I wanted to begin this blog first with the passing because it all relates to my year long (seems like a lifetime of) research about my direct ancestral connection to the first Flag of the Philippines especially for this month of October's Filipino American History Month (Filipino American Heritage Month) as well as my rich family history -- at least, from my mother's side of the family. Plus, I'm a history nut! So, I may be incorrect with some of the dates here or even the relationships of my family...believe me, there is so much information out there as well as too little to confirm online. This blog may be re-edited after it is published.
Since the first time I visited the Philippines in the Summer of 1977, I slowly accepted and embraced my Filipino heritage. You see, for years, even recently, I don't see myself as a Filipino, or even the term, "Filipino-American" or "Filipino American" for that matter. Where does that double terminology identity apply towards? Immigrants from the Philippines coming to America or people like me born and raised in the United States by Filipino parents? It can't mean both? I usually call myself "American" or if I'm feeling jovial, it's "American-Filipino" because honestly, I do not speak a lick of Tagalog.
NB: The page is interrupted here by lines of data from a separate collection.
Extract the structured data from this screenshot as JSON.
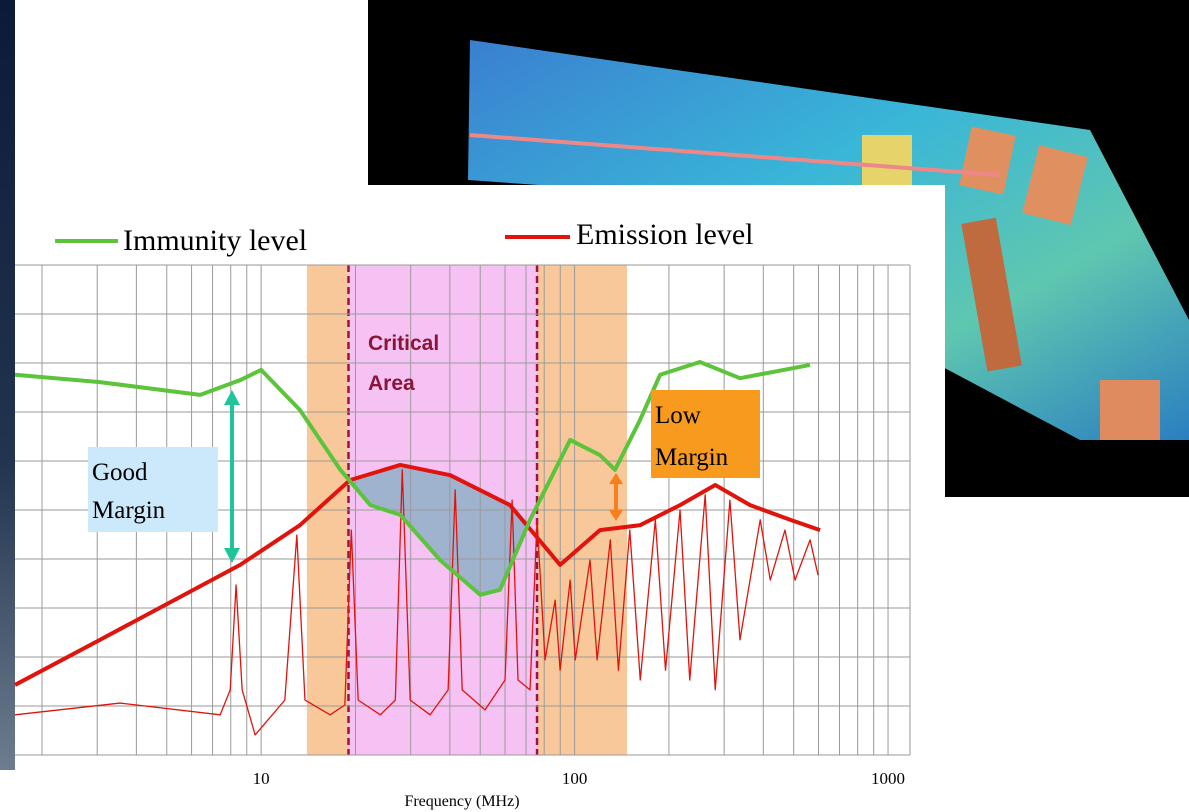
{
  "chart_data": {
    "type": "line",
    "x_label": "Frequency (MHz)",
    "xlim": [
      1.64,
      1175
    ],
    "xticks": [
      10,
      100,
      1000
    ],
    "x_log": true,
    "ylim": [
      0,
      10
    ],
    "grid": true,
    "bands": [
      {
        "from": 14.0,
        "to": 19.0,
        "color": "#f9c89a"
      },
      {
        "from": 19.0,
        "to": 75.9,
        "color": "#f6c2f4"
      },
      {
        "from": 75.9,
        "to": 147,
        "color": "#f9c89a"
      }
    ],
    "dashed_lines": [
      19.0,
      75.9
    ],
    "annotations": {
      "critical": [
        "Critical",
        "Area"
      ],
      "good": [
        "Good",
        "Margin"
      ],
      "low": [
        "Low",
        "Margin"
      ]
    },
    "series": [
      {
        "name": "Immunity level",
        "color": "#5cc43a",
        "width": 4,
        "x": [
          1.64,
          3.06,
          6.39,
          8.57,
          10,
          13.3,
          17.9,
          22.3,
          27.8,
          37.2,
          50.0,
          57.8,
          72.1,
          96.8,
          120.5,
          134.6,
          161.8,
          187.4,
          251,
          337,
          564
        ],
        "values": [
          7.76,
          7.61,
          7.35,
          7.65,
          7.86,
          7.04,
          5.82,
          5.1,
          4.9,
          3.98,
          3.27,
          3.37,
          4.8,
          6.43,
          6.12,
          5.82,
          6.84,
          7.76,
          8.02,
          7.69,
          7.96
        ]
      },
      {
        "name": "Emission level",
        "color": "#e0140c",
        "width": 4,
        "x": [
          1.64,
          3.06,
          8.57,
          13.3,
          19.2,
          27.8,
          40.1,
          62.2,
          89.9,
          120.5,
          161.8,
          217,
          281,
          363,
          487,
          607
        ],
        "values": [
          1.43,
          2.35,
          3.88,
          4.69,
          5.61,
          5.92,
          5.71,
          5.1,
          3.88,
          4.59,
          4.69,
          5.1,
          5.51,
          5.1,
          4.8,
          4.59
        ]
      },
      {
        "color": "#e0140c",
        "width": 1.3,
        "x": [
          1.64,
          3.55,
          7.4,
          7.97,
          8.32,
          8.7,
          9.57,
          11.9,
          13.0,
          13.8,
          16.6,
          18.5,
          19.4,
          20.4,
          24.0,
          26.8,
          28.2,
          29.9,
          34.6,
          39.5,
          41.6,
          43.8,
          51.8,
          60.0,
          63.2,
          66.0,
          72.1,
          75.9,
          80.5,
          86.7,
          89.9,
          96.8,
          100.5,
          112,
          118,
          130,
          138,
          150,
          162,
          181,
          195,
          217,
          233,
          261,
          281,
          313,
          337,
          391,
          421,
          469,
          505,
          564,
          598
        ],
        "values": [
          0.82,
          1.06,
          0.82,
          1.33,
          3.47,
          1.33,
          0.41,
          1.12,
          4.49,
          1.12,
          0.82,
          1.02,
          4.59,
          1.12,
          0.82,
          1.12,
          5.82,
          1.12,
          0.82,
          1.33,
          5.41,
          1.33,
          0.92,
          1.53,
          5.2,
          1.53,
          1.33,
          4.8,
          1.94,
          3.16,
          1.73,
          3.57,
          1.94,
          3.98,
          1.94,
          4.39,
          1.73,
          4.59,
          1.53,
          4.8,
          1.73,
          5.0,
          1.53,
          5.31,
          1.33,
          5.2,
          2.35,
          4.8,
          3.57,
          4.59,
          3.57,
          4.39,
          3.67
        ]
      }
    ]
  }
}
Nevertheless, that doesn't stop me from learning something new about my culture, my heritage and even my family every time I'm in the Philippines. After a one-year stint living there from 1980-1981 and subsequent summer vacations thereafter, there was always something I'd pick up but, unfortunately forget about it later. Until 1995 after my grandmother passed away. She took care of my younger siblings and I during our one year stint in the Philippines. Aside from meeting my many, MANY relatives back in 1980, many of them were at her funeral. So, assembling everything I heard and was informed about my rich and historical Filipino lineage in 1980, 1995 and as recent as 2013, this is what I gathered...
The first photo you see above this blog are of Don Perpetuo Agoncillo and Doña Fidela Marasigan de Agoncillo, a prominent couple from Taal, Batangas in the mid to late 1800s. Both hailed from landed families and had eleven children. Don Perpetuo ran a highly successful shipping business during the latter years of the Spanish rule up to the time of the Japanese Occupation in the Philippines. They are either my 5th or 6th generation grandparents! Perpetuo was a close relation of Felipe Agoncillo (illustrated on the Philippines national stamp below and related to my mother's side), the first Filipino Diplomat and husband of Marcela Agoncillo, who sewed the first Philippine Flag. ZOINKS?!?
She was a daughter of a rich family in her hometown of Taal, Batangas. Finishing her studies at Santa Catalina College, she acquired her learning in music and crafts. At the age of 30, Agoncillo married Filipino lawyer and jurist Don Felipe Agoncillo (who was the Filipino representative to the negotiations in Paris -- that led to the Treaty of Paris which ended the Spanish-American War) and gave birth to six children. Her marriage led to her important role in Philippine history. When her husband was exiled to Hong Kong during the outbreak of the Philippine Revolution, Agoncillo and the rest of the family joined him and temporarily resided there to avoid the anti-Filipino hostility of some foreign countries. While in Hong Kong, General Emilio Aguinaldo requested her to sew a flag that would represent their country. Agoncillo, her eldest daughter, Lorenza and a friend, Delfina Herbosa de Natividad, a niece of Jose Rizal (HELLO?!?) manually sewed the flag (in Hong Kong) in accordance with General Aguinaldo's design which later became the Official Flag of the Philippines. The flag was made from fine silk which Marcela bought in Hong Kong. It was embroidered in gold and contained stripes of blue and red and a white triangle with the sun and three stars. It became known as "the sun and the stars flag". It was finished in a period of five days, through a difficult process. Marcela, Lorenza and Delfina worked manually with the aid of a sewing machine. They had to redo the flag when the rays of the sun were not placed in the proper direction. Their eyes and hands suffered due to the prolonged work. The flag was personally delivered by Marcela to Aguinaldo, which he brought back to Manila. It was hoisted from the window of Aguinaldo's house in Kawit, Cavite during the proclamation of Philippine Independence on June 12, 1898. Marcela was not able to witness the first public display of the flag because she had to stay with her husband, who was still in exile.
Last July 4, 2014, we commemorated the 68th Anniversary of the Formal Recognition of Philippine independence by the United States of America. Although General/President Emilio Aguinaldo initially Declares the Independence of the Philippines back in June 12,1898, it was not until July 4, 1946 when the United States of America officially recognized Philippine Independence. (below photo).
Whew! I learned more about my Filipino heritage here than I did when I spent a semester studying Pinoy history at St. Anthony Novaliches High School in Caloocan City during my one year stay...
Happy Filipino American History Month, everyone!